Disadvantages of event-driven mode that cannot be fixed by documentation

These are costs you pay forever once you flip the switch. Operators should read them as the price list.

  1. Dual-source state. The outbox row and the broker's internal offsets are both state. The outbox pattern guarantees durability of the handoff, but the cognitive load of reasoning about "where the job currently is" does not go away. A new contributor has to learn both halves.
  2. At-least-once delivery becomes a worker contract. Workers will occasionally see the same job twice (producer retries, relay restarts, broker replays). The engine's completion path is idempotent. The handler's side-effects (charging a card, sending an email, mutating an external system) must also be idempotent. The most expensive bugs in event-driven systems are non-idempotent handlers written by developers who forgot to read the contract.
  3. Failure-mode count multiplies. Broker connectivity, consumer rebalance, partition imbalance, relay lag, split-brain advisory lock, topic deletion, ACL misconfiguration — each is a new class of incident with its own dashboard, alert, and runbook. Polling mode has one failure class (the DB is down).
  4. Ordering semantics change shape. Polling gives effective global FIFO per job_type. Event-driven gives per-instance FIFO. If any workflow silently depends on cross-instance order-of-arrival, it will break subtly when the mode is flipped. This is why the spec now explicitly calls it out as an operator review item (see spec.md Assumptions).
  5. Ops cost is non-zero even at low traffic. A production Kafka cluster is three brokers minimum for HA, plus monitoring, plus schema discipline. Redpanda lowers this floor but does not eliminate it. At low traffic, event-driven mode is strictly more expensive to run than polling mode.
  6. Testing is more complex. Simulating broker outage, rebalance storms, large-payload rejection, and relay-crash-mid-batch all require real broker test infrastructure. This feature's test plan (see tasks.md) includes ~10 integration tests just for the new path.
  7. Schema evolution requires discipline. Protobuf field-number rules are a real contract. One PR that renumbers a field, or reuses a removed number, is a production outage waiting for its trigger. This is a new review discipline the team must adopt.
  8. Minimum dispatch latency at low load may be slightly higher. Polling can be extremely fast for a single job in an idle system (one UPDATE … RETURNING). Event-driven has to go outbox-commit → relay batch → broker ack → consumer fetch. The p50 at high load is much lower for event-driven, but the best-case single-job latency on an idle system can be lower for polling.

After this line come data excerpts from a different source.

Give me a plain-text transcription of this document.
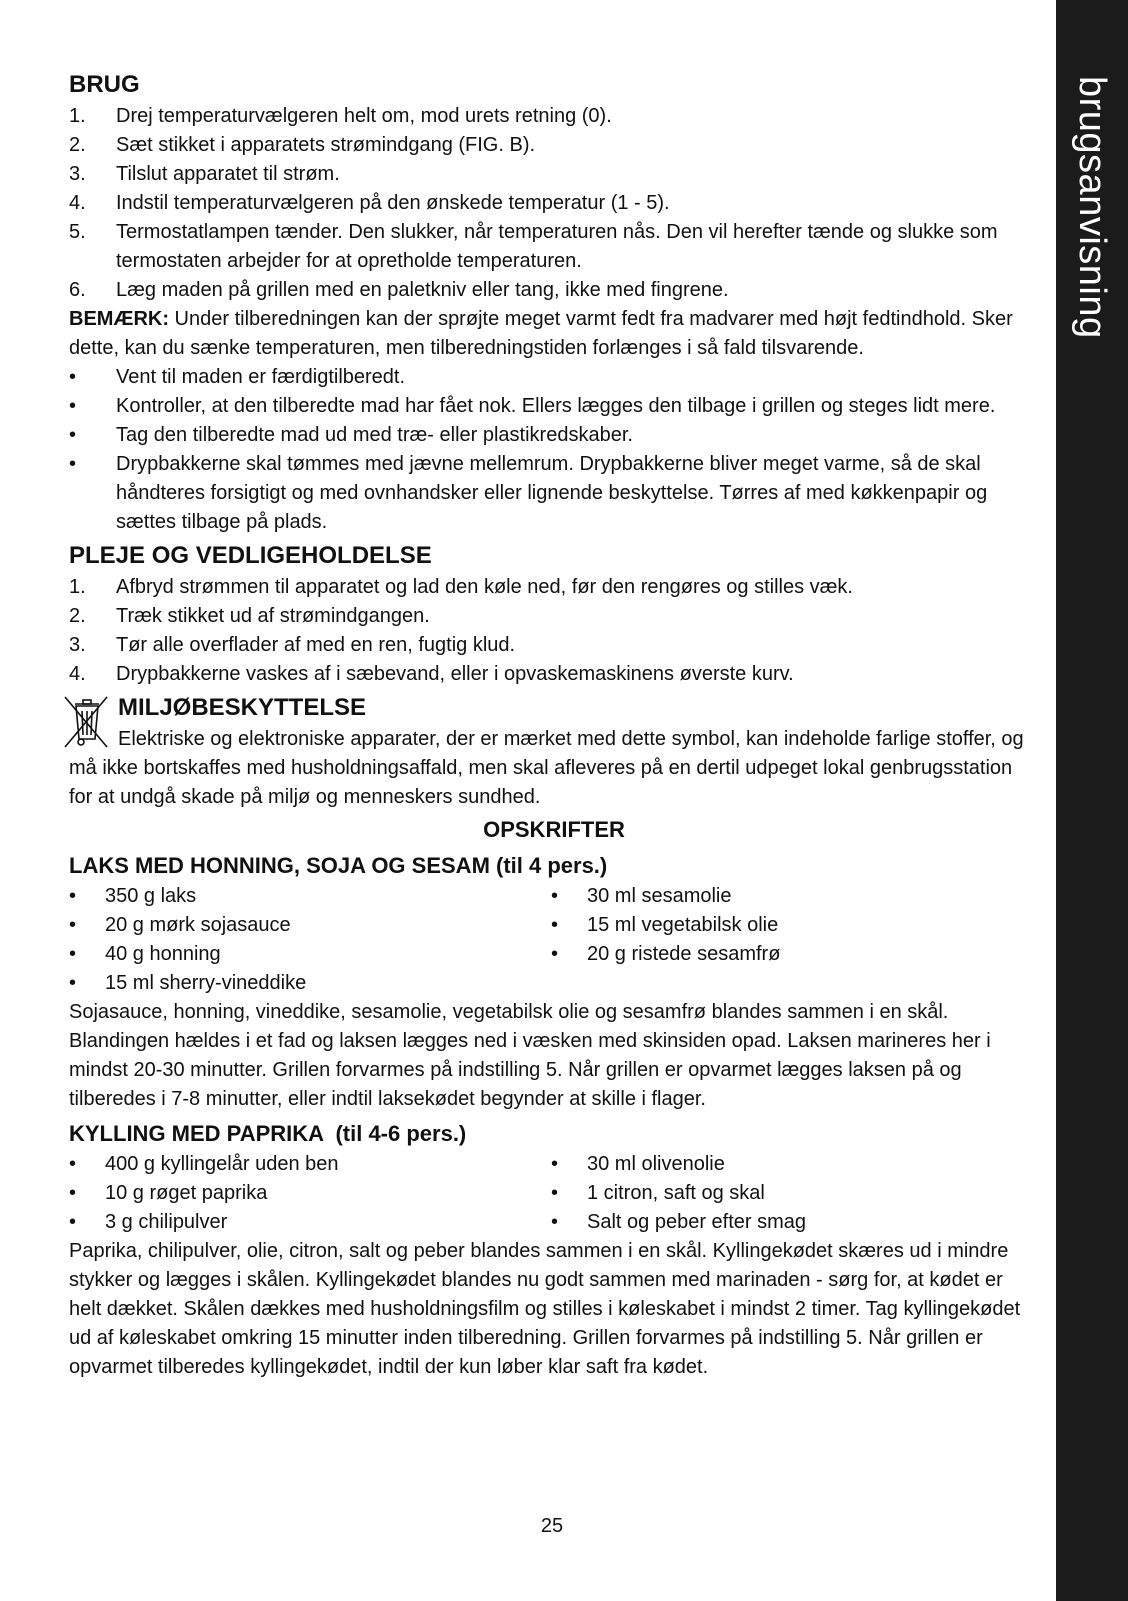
brugsanvisning
BRUG
1. Drej temperaturvælgeren helt om, mod urets retning (0).
2. Sæt stikket i apparatets strømindgang (FIG. B).
3. Tilslut apparatet til strøm.
4. Indstil temperaturvælgeren på den ønskede temperatur (1 - 5).
5. Termostatlampen tænder. Den slukker, når temperaturen nås. Den vil herefter tænde og slukke som termostaten arbejder for at opretholde temperaturen.
6. Læg maden på grillen med en paletkniv eller tang, ikke med fingrene.

BEMÆRK: Under tilberedningen kan der sprøjte meget varmt fedt fra madvarer med højt fedtindhold. Sker dette, kan du sænke temperaturen, men tilberedningstiden forlænges i så fald tilsvarende.

• Vent til maden er færdigtilberedt.
• Kontroller, at den tilberedte mad har fået nok. Ellers lægges den tilbage i grillen og steges lidt mere.
• Tag den tilberedte mad ud med træ- eller plastikredskaber.
• Drypbakkerne skal tømmes med jævne mellemrum. Drypbakkerne bliver meget varme, så de skal håndteres forsigtigt og med ovnhandsker eller lignende beskyttelse. Tørres af med køkkenpapir og sættes tilbage på plads.
PLEJE OG VEDLIGEHOLDELSE
1. Afbryd strømmen til apparatet og lad den køle ned, før den rengøres og stilles væk.
2. Træk stikket ud af strømindgangen.
3. Tør alle overflader af med en ren, fugtig klud.
4. Drypbakkerne vaskes af i sæbevand, eller i opvaskemaskinens øverste kurv.
MILJØBESKYTTELSE

Elektriske og elektroniske apparater, der er mærket med dette symbol, kan indeholde farlige stoffer, og må ikke bortskaffes med husholdningsaffald, men skal afleveres på en dertil udpeget lokal genbrugsstation for at undgå skade på miljø og menneskers sundhed.

OPSKRIFTER
LAKS MED HONNING, SOJA OG SESAM (til 4 pers.)
• 350 g laks
• 20 g mørk sojasauce
• 40 g honning
• 15 ml sherry-vineddike
• 30 ml sesamolie
• 15 ml vegetabilsk olie
• 20 g ristede sesamfrø

Sojasauce, honning, vineddike, sesamolie, vegetabilsk olie og sesamfrø blandes sammen i en skål. Blandingen hældes i et fad og laksen lægges ned i væsken med skinsiden opad. Laksen marineres her i mindst 20-30 minutter. Grillen forvarmes på indstilling 5. Når grillen er opvarmet lægges laksen på og tilberedes i 7-8 minutter, eller indtil laksekødet begynder at skille i flager.

KYLLING MED PAPRIKA  (til 4-6 pers.)
• 400 g kyllingelår uden ben
• 10 g røget paprika
• 3 g chilipulver
• 30 ml olivenolie
• 1 citron, saft og skal
• Salt og peber efter smag

Paprika, chilipulver, olie, citron, salt og peber blandes sammen i en skål. Kyllingekødet skæres ud i mindre stykker og lægges i skålen. Kyllingekødet blandes nu godt sammen med marinaden - sørg for, at kødet er helt dækket. Skålen dækkes med husholdningsfilm og stilles i køleskabet i mindst 2 timer. Tag kyllingekødet ud af køleskabet omkring 15 minutter inden tilberedning. Grillen forvarmes på indstilling 5. Når grillen er opvarmet tilberedes kyllingekødet, indtil der kun løber klar saft fra kødet.

25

Decision rubric: when to flip the switch

Polling mode is the correct default. Event-driven mode is the correct choice only when both of the following are true:

  1. The workload has hit, or will measurably hit within 6–12 months, the polling path's row-lock contention ceiling. The concrete signal is sustained wait_event_type='Lock' on the job table during load, or observable engine throughput plateauing regardless of added replicas.
  2. The operating team either has Kafka operational expertise, or has a credible plan to invest in it. Kafka is not a "set it and forget it" dependency; treating it as one is how production incidents are made.

If either condition fails, polling mode remains the better engineering choice — even if event-driven looks more modern. Simpler wins at the scale it fits.

This rubric is also why the feature ships as opt-in rather than as a replacement. There is no "right" dispatch mode in isolation; there is only a right mode for this workload at this team's maturity.